The two cities of Troy and Thebes were the major focus of Greek epic poetry. The events surrounding the Trojan War were chronicled in the Epic Cycle, of which much remains, and those about Thebes in the Theban Cycle, which have been lost. The Theban Cycle recounted the sequence of tragedies that befell the house of Laius, of which the story of Oedipus is a part.
Homer's Odyssey (XI.271ff.) contains the earliest account of the Oedipus myth when Odysseus encounters Jocasta (named Epicaste) in the underworld. Homer briefly summarises the story of Oedipus, including the incest, patricide, and Jocasta's subsequent suicide. However, in the Homeric version, Oedipus remains King of Thebes after the revelation and neither blinds himself, nor is sent into exile. In particular, it is said that the gods made the matter of his paternity known, whilst in Oedipus the King, Oedipus very much discovers the truth himself.

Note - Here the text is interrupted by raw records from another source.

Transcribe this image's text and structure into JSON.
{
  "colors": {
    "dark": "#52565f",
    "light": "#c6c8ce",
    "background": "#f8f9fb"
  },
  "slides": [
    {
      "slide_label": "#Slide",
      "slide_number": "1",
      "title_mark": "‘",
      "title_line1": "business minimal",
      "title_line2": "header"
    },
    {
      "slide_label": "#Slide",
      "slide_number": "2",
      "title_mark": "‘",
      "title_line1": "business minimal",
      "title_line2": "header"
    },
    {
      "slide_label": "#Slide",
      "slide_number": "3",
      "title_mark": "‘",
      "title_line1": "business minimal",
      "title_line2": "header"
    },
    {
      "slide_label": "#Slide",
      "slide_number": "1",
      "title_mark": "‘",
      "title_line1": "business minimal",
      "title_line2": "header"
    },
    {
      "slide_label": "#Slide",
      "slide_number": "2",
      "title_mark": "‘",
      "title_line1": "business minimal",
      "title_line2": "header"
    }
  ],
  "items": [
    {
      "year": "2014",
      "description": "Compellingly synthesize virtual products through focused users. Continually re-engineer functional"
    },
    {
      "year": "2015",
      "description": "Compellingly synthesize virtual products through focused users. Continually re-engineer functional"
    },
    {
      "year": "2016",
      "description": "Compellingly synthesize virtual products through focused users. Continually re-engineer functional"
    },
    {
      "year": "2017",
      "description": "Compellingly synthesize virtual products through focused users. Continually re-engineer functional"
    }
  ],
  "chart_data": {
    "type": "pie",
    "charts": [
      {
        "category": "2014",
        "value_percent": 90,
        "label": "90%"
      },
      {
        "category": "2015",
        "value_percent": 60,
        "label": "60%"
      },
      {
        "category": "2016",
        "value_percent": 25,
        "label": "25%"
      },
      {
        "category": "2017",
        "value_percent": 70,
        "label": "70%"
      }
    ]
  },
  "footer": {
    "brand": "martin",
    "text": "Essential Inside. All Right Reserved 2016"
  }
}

In 467 BC, Sophocles's fellow tragedian Aeschylus won first prize at the City Dionysia with a trilogy about the House of Laius, comprising Laius, Oedipus and Seven against Thebes (the only play which survives). Since he did not write connected trilogies as Aeschylus did, Oedipus the King focuses on the titular character while hinting at the larger myth obliquely, which was already known to the audience in Athens at the time.